La esperanza duró poco y la enfermería sigue sin dar a basto. A este paso, a Xabi Alonso se le va a poner cara de Álvaro Arbeloa porque va a necesitar al Castilla entero. Militao evitó el primero del Celta, pero se perdió él en el camino. En el área chica, desplomado en el suelo, necesitó la ayuda de las médicos para salir del verde. En volandas, entre dos miembros del cuerpo médico y sin poder apoyar el pie izquierdo… La defensa no aguanta más.

Xabi Alonso se ha quedado sin laterales izquierdos ni centrales. Valverde va a tener que volver a hacer de ‘3’ y Tchouameni también va a tener que dar pasos atrás. Sin defensas, el centro del campo se queda huérfano. Como dice la canción, en qué estrella estarán… Modric y Kross.

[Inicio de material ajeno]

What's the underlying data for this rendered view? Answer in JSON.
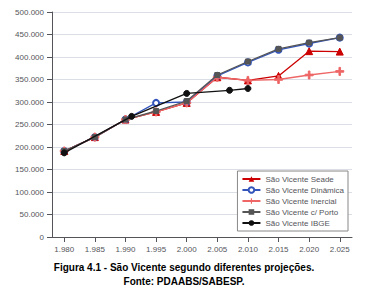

Y, pese a todo, lo más importante del partido no ha sucedido dentro del campo. El Bernabéu es una caldera que ha explotado. Entre pitos y gestos de desesperación la gente no entiende qué está pasando. 90 minutos en el Bernabéu son muy largos… pero ya no para el rival, sino para el Madrid. Quién iba a decirle hasta dos años que una remontada no era posible.

Las navidades se acercan, y el año se acaba. Con la temporada a la mitad, es hora de hacer balance de lo bueno y malo y comenzar a escribir la lista de propósitos. Aunque igual, a más de uno, le acaban trayendo carbón en vez de regalos.